College of Liberal Arts

The Class of 2011

Write on Target: Paralympic archer shoots for gold in the literary world

A passing comment from a sixth-grade teacher sent Lindsey Carmichael, a senior majoring in history and English, on the road to the Olympics.

When the math teacher overheard her talking with her best friend about the girl’s softball team, he blurted, “I bet you could do archery in a wheelchair.”

Lindsey Carmichael
Lindsey Carmichael

“He just wanted to make me feel better about not being able to play softball and then go on with his day,” says Carmichael, who was diagnosed at age 4 with McCune Albright Syndrome, a rare genetic disorder that causes weak spots in her bones. “But that one comment completely changed my life.”

On a whim, Carmichael and her friend convinced their parents to take them to an archery club near their hometown in Lago Vista. After a couple of weeks her friend dropped out, but Carmichael carried on, driven by her desire to compete.

Now a two-time Paralympian at age 25, Carmichael is one of the world’s greatest archers. In Athens, she set a world record in the ranking round and finished sixth overall. She later went on to win the bronze medal in Beijing, making her the first female archer representing the United States to medal in a singles competition in 34 years.

Unlike most sports that require strong, powerful physiques, Carmichael says archery appealed to her because anyone -– tall, short, heavyset or even one-armed — can compete.

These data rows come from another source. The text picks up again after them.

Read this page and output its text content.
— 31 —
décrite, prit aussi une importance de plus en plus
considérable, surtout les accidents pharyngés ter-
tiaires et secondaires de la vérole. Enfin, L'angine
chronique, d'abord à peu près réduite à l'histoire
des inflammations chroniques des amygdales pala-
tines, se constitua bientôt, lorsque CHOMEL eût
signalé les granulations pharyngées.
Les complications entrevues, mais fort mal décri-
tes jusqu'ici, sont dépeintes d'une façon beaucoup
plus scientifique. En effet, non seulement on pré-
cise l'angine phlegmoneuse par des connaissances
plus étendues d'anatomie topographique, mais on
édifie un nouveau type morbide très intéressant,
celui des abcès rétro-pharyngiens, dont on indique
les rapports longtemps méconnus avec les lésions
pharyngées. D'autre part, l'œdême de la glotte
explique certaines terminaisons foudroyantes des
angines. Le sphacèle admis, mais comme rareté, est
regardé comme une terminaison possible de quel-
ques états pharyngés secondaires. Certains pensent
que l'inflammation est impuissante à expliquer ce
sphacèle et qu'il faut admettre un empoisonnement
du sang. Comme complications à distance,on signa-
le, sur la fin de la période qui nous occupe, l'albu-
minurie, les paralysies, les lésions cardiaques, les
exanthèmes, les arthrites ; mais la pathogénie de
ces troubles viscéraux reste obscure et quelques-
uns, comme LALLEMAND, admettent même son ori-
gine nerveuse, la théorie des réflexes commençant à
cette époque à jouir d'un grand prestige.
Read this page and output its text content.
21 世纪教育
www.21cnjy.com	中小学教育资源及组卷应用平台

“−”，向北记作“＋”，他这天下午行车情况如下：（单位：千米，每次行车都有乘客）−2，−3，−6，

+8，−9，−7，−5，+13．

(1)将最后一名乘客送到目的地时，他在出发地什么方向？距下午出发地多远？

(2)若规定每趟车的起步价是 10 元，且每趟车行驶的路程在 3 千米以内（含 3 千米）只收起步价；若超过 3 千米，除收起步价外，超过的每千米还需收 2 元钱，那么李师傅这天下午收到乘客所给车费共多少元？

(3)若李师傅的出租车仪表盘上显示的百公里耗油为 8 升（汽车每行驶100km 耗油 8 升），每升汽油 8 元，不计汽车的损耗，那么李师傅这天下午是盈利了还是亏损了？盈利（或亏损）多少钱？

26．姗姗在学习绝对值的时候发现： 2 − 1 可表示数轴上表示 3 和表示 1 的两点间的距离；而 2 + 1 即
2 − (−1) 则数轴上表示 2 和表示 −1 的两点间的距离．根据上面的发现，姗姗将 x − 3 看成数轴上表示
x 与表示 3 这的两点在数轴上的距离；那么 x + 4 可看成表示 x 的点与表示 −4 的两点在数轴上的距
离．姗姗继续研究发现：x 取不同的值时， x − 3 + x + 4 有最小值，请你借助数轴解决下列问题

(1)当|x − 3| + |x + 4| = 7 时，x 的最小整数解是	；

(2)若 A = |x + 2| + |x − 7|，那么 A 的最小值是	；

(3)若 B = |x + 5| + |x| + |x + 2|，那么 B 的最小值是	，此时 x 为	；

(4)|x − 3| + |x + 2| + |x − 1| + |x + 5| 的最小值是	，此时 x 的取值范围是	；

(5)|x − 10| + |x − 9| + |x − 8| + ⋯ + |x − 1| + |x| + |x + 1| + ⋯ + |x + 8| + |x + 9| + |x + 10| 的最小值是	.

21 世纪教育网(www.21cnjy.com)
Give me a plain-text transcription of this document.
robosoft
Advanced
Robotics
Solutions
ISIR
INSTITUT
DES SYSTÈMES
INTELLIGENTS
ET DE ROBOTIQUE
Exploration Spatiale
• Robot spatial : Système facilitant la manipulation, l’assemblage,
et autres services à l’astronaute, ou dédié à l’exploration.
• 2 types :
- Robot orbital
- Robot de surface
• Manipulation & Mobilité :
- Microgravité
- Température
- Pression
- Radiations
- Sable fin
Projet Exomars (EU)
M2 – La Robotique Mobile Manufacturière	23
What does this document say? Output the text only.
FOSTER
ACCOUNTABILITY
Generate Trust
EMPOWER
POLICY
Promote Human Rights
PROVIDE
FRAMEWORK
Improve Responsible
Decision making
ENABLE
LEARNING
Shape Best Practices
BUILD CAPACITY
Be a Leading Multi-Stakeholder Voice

The strength, she notes, comes from the mind.

After some bad tournaments in 2005, Carmichael’s self-confidence dwindled, causing her to develop Target Panic, a common phenomenon among archers that causes athletes to falter before making a shot. During a critical match in the 2008 Beijing Paralympics, the unrelenting anxiety caused her to miss a shot that would have landed her in the running for the gold or silver.